Note this quite specific: I told the LLM what tools I am using, what the problem is, what the variable names are, and what I think is wrong. As a result, it gave me back a solution that worked first time (if it doesn’t, you can always feed it an error message and it may be able to resolve the problem). It is always better to know what you are doing when you are using LLMs: if you can’t ask good questions, you won’t get good results and you won’t be able to critically assess what you get in return.

Anyway, this is the solution I received:

# convert longitudes
lon = xds_referenced['lon']
lon_180 = ((lon + 180) % 360) - 180   # wrap to [-180, 180)

# Note - you can't just do:
#   xds_referenced['lon'] = xds_referenced['lon'] + 180
# as coordinate data are 'immutable' - they can't be altered in-place

# assign new longitude coordinate
xds_referenced = xds_referenced.assign_coords(lon=lon_180)

# set the spatial dimensions explicitly
xds_referenced = xds_referenced.rio.set_spatial_dims(x_dim="lon", y_dim="lat")

# write the crs again
xds_referenced = xds_referenced.rio.write_crs('EPSG:4326')

# plot
fig, ax = plt.subplots()
xds_referenced.isel(time=0).air.plot.imshow(ax=ax)
ohio_gdf.plot(ax=ax, fc='none', ec='black')
plt.show()
../_images/893ca57487264336975cc48160ab19de875fed88b1e4ac09f812e84781e0f798.png

Great, fixed! The dataset is now rioxarray-compatible, and we can apply the .rio accessor to the dataset: specifically, .rio.clip():

# Clip to ohio_gdf
xds_ohio = xds_referenced.rio.clip(ohio_gdf.geometry.values, all_touched=True)

# plot
fig, ax = plt.subplots()
xds_ohio.isel(time=0).air.plot.imshow(ax=ax)
ohio_gdf.plot(ax=ax, fc='none', ec='black')
plt.show()
../_images/e60552d20317d34655a8a2942e6468b136def6bdc362bc896d5784195d5eb2ac.png

Great stuff. Note that I have included the parameter all_touched=True. This is because our pixel sizes are large relative to our AOI, and by default the clip removes all pixels than touch the boundary. If we did that, there would be no pixels left! Instead, let’s calculate the mean temperature over Ohio from the eight pixels the state touches, and plot it accordingly against our data from Chicago earlier.

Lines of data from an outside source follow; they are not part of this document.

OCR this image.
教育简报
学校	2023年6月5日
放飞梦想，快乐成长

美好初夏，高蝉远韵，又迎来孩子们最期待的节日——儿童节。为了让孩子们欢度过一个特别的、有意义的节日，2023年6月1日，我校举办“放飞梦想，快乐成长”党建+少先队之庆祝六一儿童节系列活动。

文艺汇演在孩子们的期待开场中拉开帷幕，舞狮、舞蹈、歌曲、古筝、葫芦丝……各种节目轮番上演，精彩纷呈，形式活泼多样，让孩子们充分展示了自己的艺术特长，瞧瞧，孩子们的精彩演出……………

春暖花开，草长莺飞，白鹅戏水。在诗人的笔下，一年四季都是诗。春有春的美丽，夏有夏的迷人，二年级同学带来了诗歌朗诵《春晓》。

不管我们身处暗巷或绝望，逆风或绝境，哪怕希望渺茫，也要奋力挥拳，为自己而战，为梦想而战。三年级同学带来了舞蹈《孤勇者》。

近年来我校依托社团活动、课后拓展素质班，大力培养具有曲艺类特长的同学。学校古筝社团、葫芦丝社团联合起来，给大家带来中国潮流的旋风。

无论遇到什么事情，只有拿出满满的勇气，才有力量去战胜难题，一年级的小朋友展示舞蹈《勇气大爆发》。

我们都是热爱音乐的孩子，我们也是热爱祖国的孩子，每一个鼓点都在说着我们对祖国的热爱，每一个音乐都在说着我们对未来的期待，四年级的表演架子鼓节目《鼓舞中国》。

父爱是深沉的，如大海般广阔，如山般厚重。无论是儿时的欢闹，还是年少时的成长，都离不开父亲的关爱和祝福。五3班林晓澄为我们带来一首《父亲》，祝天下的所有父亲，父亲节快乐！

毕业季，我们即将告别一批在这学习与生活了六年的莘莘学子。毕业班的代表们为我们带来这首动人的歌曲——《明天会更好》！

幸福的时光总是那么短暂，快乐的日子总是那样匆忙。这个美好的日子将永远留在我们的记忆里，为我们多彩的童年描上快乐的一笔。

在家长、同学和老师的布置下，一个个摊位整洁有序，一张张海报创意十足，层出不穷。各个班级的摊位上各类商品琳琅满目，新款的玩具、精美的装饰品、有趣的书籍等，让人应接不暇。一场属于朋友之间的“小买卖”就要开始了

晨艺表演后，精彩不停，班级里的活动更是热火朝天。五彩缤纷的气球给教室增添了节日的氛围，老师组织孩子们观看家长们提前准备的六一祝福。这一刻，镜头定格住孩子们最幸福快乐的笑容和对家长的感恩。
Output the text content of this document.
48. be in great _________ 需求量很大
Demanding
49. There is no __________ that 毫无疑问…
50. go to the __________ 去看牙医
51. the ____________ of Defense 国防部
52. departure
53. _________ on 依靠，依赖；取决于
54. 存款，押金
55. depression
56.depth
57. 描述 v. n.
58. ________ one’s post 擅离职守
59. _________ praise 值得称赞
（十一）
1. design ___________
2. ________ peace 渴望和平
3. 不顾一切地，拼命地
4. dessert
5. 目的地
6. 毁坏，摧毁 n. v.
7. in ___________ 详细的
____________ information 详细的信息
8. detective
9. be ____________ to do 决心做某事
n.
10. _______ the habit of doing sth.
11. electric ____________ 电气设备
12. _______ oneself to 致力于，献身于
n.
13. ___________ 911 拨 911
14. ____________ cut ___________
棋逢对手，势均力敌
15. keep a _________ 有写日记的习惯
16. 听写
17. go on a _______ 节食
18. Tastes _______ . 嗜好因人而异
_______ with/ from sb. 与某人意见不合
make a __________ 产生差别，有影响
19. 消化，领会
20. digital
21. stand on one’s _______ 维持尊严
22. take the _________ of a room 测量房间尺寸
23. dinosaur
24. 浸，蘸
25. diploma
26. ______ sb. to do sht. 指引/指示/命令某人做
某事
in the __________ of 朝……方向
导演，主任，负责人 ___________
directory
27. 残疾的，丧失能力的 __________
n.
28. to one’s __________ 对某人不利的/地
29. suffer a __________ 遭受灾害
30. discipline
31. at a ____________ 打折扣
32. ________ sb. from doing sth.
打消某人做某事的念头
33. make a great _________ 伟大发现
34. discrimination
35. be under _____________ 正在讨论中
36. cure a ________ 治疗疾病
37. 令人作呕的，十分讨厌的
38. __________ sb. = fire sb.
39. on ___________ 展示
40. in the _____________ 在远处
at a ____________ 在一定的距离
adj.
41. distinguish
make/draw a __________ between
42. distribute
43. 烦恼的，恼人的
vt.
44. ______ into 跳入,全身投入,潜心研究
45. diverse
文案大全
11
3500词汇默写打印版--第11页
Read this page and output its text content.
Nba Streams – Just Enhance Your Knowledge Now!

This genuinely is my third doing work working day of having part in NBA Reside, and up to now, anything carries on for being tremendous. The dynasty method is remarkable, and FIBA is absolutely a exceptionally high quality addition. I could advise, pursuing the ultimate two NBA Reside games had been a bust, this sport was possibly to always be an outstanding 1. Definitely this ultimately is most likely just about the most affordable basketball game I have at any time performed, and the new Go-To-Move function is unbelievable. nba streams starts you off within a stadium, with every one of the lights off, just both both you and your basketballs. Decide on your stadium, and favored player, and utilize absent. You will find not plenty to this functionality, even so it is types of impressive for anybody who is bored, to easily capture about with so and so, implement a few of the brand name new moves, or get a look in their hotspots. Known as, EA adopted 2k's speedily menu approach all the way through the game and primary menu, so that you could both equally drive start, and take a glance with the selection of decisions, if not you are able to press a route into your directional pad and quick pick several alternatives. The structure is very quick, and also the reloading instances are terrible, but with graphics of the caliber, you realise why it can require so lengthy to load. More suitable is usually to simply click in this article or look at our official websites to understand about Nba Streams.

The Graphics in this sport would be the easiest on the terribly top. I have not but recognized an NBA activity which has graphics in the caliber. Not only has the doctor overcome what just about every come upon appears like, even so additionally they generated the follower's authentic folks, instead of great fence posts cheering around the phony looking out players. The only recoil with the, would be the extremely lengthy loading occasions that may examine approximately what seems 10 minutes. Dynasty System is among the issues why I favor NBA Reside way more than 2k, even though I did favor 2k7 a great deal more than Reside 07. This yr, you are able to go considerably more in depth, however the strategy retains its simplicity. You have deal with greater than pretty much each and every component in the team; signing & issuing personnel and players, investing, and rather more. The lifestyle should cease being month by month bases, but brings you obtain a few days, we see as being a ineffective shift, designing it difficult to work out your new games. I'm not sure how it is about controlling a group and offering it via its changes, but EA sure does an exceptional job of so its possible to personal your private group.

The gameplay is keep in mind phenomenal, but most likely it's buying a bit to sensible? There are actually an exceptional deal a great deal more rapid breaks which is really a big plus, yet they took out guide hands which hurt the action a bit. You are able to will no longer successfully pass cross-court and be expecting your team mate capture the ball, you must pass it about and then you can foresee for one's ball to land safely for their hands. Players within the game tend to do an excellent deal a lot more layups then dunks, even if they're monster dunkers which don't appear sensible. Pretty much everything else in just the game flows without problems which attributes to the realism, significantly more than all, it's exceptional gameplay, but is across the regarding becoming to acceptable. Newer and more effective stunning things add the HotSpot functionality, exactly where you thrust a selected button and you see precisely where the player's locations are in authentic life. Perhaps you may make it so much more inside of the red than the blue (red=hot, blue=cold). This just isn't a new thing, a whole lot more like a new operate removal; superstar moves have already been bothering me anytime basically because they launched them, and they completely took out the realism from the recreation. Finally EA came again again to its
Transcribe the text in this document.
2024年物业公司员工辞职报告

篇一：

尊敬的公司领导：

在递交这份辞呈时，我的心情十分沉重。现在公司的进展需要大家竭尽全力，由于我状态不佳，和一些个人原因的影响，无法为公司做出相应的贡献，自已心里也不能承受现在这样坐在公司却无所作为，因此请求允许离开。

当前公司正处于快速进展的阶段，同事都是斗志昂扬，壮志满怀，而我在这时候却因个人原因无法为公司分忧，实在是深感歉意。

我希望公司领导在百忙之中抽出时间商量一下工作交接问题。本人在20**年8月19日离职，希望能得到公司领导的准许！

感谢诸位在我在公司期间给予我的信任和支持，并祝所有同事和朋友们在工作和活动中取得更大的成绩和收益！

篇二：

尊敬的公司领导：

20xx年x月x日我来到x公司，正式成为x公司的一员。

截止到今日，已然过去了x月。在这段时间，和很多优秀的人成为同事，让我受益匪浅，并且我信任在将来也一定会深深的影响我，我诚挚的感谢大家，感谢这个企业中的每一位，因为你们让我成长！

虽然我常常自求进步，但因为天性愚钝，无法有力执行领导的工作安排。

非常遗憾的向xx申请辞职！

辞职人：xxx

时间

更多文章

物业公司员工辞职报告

# Calculate the mean, compressing spatial dimensions and leaving only time
ts_ohio = xds_ohio.air.mean(dim=['lat', 'lon'])

# Convert to celcius
ts_ohio -= 273.15

# Plot
fig, ax = plt.subplots()

ts_ohio.plot(ax=ax, label='Ohio (Mean)')
ts_chicago.plot(ax=ax, label='Chicago')

ax.set_xlabel('Time')
ax.set_ylabel('Air Temperature (˚C)')
ax.legend()

ax.set_title('Comparing Air Temperature (˚C) between Chicago and Ohio')
plt.show()
../_images/6896542b899e1e96299f20cfed86714bab81663abf3f27c563787fa38a7c440a.png

I hope you can see how we can use tools such as geopandas, xarray, and rioxarray in powerful ways to perform geospatial analysis.